- Developer: Namco Bandai
- Publisher: Namco Bandai
- Platform: Nintendo DS
- Release: JP: November 1, 2007;
- Genre: Role-playing video game
- Modes: Single-player, multiplayer

= Dragon Tamer Sound Spirit =

2007 video game

 is a role-playing video game published by Namco Bandai for the Nintendo DS handheld video game console.

==Story==
The hero, a teenage boy in Japan, is trying out his new guitar one sunny day when he suddenly finds himself whisked away to another world. He is woken by Tonto, an otomori and servant of the recently deceased Orochi, one of the seven wise dragons.
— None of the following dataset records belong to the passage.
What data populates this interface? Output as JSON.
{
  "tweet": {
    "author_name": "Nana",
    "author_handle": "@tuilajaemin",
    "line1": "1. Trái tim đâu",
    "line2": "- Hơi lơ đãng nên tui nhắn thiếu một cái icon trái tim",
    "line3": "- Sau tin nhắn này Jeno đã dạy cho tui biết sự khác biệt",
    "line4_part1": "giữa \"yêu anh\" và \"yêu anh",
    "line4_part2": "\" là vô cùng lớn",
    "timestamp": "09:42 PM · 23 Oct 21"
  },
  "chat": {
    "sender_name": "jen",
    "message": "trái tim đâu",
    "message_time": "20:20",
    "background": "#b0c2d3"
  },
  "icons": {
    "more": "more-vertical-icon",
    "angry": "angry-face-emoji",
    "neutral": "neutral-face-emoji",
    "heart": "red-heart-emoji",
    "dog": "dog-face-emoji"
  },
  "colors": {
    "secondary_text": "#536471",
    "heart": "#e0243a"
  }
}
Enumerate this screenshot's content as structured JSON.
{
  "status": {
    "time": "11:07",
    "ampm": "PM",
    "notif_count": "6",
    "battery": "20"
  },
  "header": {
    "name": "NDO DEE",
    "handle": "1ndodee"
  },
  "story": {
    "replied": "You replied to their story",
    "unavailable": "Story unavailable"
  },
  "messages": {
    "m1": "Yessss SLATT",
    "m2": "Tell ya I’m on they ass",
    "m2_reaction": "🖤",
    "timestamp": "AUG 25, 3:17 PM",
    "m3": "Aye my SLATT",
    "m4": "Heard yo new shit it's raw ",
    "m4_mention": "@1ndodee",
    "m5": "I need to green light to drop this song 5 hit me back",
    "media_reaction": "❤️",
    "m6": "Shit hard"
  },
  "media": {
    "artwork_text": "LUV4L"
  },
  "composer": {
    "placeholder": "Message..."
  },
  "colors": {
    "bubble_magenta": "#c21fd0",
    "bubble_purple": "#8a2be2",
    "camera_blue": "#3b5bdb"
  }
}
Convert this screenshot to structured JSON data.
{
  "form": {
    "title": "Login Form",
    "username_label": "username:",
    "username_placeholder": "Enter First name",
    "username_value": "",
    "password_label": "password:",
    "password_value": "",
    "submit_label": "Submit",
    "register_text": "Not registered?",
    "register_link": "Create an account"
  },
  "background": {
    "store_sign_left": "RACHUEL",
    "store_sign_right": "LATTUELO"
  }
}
Tonto informs the hero that he was summoned by Orochi to be his champion, raising and pitting dragon against dragon in a series of battles to change the world.

==Gameplay==
Most of the game centers around the battles, which use a turn-based system pitting parties of up to three dragons at a time (with up to three more in reserve) against each other. Dragons can be commanded to attack, defend, use a special power (Dragon Force), charge to restore points enabling special moves, or change with another dragon in reserve. Dragons gain experience points from battles with which they can attain higher levels.

The game also has a unique system by which the player acquires new dragons. After finding a dragon egg, it can be brought to the "Nest" in a town, where the player may hatch it by recording sounds into the DS's built in microphone. Some dragons can only be attained by playing particular melodies.

==Reception==
On release, Famicom Tsūshin scored the game one six, two sevens and one eight for a total of 28 out of 40.